More than 20,000 enterprises supported in 2015: SPRING
This is more than twice the number of enterprises supported in 2014, says SPRING Singapore in its 2015 year-in-review.
- Posted 26 Feb 2016 12:32
- Updated 26 Feb 2016 23:36
SINGAPORE: Internationalisation and innovation continue to be the focus for enterprise development agency SPRING Singapore as they look to support small- and medium-sized enterprises.
In its yearly review, SPRING said on Friday (Feb 26) that 20,800 enterprises embarked on 22,100 projects in 2015, more than twice the number of enterprises supported - 9,000 - in 2014. When fully implemented, these projects are expected to create 19,500 new jobs over two to three years and contribute about S$6.9 billion of value-add to the economy.

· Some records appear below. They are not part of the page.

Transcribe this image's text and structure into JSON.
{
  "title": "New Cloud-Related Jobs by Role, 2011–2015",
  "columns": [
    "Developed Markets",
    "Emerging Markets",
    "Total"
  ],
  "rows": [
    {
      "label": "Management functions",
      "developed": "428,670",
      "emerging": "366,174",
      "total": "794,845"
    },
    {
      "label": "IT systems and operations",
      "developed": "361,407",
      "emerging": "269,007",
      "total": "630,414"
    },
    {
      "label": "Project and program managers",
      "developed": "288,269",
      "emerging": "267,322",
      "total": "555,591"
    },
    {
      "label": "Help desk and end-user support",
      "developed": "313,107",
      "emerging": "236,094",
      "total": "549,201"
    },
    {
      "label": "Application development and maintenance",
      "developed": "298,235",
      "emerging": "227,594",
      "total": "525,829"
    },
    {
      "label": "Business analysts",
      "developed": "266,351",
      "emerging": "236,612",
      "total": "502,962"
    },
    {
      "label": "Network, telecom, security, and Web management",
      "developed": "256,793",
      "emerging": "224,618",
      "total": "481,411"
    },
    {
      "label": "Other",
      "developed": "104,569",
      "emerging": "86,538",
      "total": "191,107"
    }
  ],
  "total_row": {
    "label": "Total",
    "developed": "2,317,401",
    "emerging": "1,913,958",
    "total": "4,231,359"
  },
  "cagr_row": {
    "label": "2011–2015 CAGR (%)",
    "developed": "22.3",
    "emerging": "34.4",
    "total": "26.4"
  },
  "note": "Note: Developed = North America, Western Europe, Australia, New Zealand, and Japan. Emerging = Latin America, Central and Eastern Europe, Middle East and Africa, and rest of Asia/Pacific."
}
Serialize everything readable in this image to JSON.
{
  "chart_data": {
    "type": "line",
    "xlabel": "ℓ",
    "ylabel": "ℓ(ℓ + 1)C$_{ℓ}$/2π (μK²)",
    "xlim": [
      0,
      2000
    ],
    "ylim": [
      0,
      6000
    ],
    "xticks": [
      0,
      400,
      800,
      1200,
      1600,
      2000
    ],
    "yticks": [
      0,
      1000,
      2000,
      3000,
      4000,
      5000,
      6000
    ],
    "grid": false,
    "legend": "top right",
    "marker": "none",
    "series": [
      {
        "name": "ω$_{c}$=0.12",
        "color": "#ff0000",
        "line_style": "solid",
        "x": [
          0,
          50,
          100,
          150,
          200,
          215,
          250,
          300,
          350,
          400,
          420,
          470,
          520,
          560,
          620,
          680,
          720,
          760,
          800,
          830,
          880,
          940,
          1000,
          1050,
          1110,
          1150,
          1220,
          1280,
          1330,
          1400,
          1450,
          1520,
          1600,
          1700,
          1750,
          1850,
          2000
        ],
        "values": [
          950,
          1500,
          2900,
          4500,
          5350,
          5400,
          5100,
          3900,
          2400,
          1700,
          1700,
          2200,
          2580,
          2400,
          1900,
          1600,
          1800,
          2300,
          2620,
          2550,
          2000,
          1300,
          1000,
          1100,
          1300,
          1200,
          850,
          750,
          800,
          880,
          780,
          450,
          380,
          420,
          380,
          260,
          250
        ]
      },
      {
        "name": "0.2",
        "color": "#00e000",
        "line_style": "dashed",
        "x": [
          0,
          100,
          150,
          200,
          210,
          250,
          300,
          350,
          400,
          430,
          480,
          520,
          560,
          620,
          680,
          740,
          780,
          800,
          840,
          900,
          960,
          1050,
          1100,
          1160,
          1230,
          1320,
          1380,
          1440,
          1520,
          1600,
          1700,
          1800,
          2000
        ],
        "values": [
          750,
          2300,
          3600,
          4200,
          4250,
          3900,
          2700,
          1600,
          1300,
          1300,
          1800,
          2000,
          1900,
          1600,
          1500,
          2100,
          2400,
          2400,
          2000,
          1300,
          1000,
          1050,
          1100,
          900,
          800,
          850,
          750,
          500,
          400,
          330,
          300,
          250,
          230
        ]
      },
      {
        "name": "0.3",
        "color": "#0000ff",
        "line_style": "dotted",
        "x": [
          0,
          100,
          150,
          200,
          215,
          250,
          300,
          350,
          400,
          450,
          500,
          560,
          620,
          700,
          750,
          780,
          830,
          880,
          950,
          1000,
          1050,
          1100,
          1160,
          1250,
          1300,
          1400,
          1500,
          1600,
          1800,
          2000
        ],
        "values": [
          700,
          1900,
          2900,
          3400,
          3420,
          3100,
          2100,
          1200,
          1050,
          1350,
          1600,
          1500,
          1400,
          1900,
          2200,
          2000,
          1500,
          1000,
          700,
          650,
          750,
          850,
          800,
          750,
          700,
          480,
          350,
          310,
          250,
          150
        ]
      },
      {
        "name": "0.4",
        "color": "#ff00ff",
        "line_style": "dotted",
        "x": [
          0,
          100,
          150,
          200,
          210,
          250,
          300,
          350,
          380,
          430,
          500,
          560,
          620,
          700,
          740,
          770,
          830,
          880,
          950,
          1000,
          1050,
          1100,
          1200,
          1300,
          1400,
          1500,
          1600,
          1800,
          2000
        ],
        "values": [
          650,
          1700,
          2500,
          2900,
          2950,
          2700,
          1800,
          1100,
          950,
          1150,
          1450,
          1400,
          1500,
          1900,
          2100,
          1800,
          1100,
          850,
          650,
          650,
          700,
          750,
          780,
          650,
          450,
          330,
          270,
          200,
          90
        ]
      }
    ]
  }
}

Close to 95 per cent of these SPRING-supported companies were enterprises with S$10 million or less in revenue.
On the innovation front, SPRING and its incubator partners supported more than 300 startups through its various schemes, up from 160 in 2014. In addition, close to 800 startups were assisted through SPRING's 21 incubators
Meanwhile, SPRING SEEDS Capital, the investment arm of SPRING, co-invested S$13 million in 17 early stage companies, catalysing S$36 million of private investment in 2015.
As part of continuing efforts to improve SMEs' access to assistance and resources, SPRING said companies using its Innovation and Capability Vouchers (ICV) rose more than twofold to 19,500 enterprises from 7,000 in 2014.
Meanwhile, the number of enterprises tapping SPRING's Capability Development Grant (CDG) rose 30 per cent to 1,300 in 2015 from 1,000 the previous year.
COMMITMENT TO HELP COMPANIES GROW
One company that has benefited from the support is packaging firm Fagerdala. With support from SPRING Singapore and Nanyang Polytechnic, it rolled out a robotics system that uses smart visual recognition.
This system has shortened production time and increased output by 600 per cent, as well as manpower savings as only one operator is needed instead of seven previously, it said.
"A strategic part of how we succeed in expanding overseas is in how we manage costs because packaging is highly competitive. And we see this robotic programme as giving us an edge in terms of growing into new markets when we set up new factories," said Mr Raymond Chee, Executive Director of Fagerdala Singapore.
"Even in existing factories we would like to roll the robots out to equip the existing teams with even more effective ways of packaging."
Amid the economic uncertainty, SPRING said it will continue to help companies grow their revenues.
Said Chief Executive Poon Hong Yuen: "We want to encourage companies to invest in automation, in robotics and other types of efficiency measures to cut down manpower and improve productivity.
"But another way to improve productivity is to increase the topline. We want to help companies to grow their topline through product development, brand development and internationalisation, so there's a two-pronged approach to productivity increase."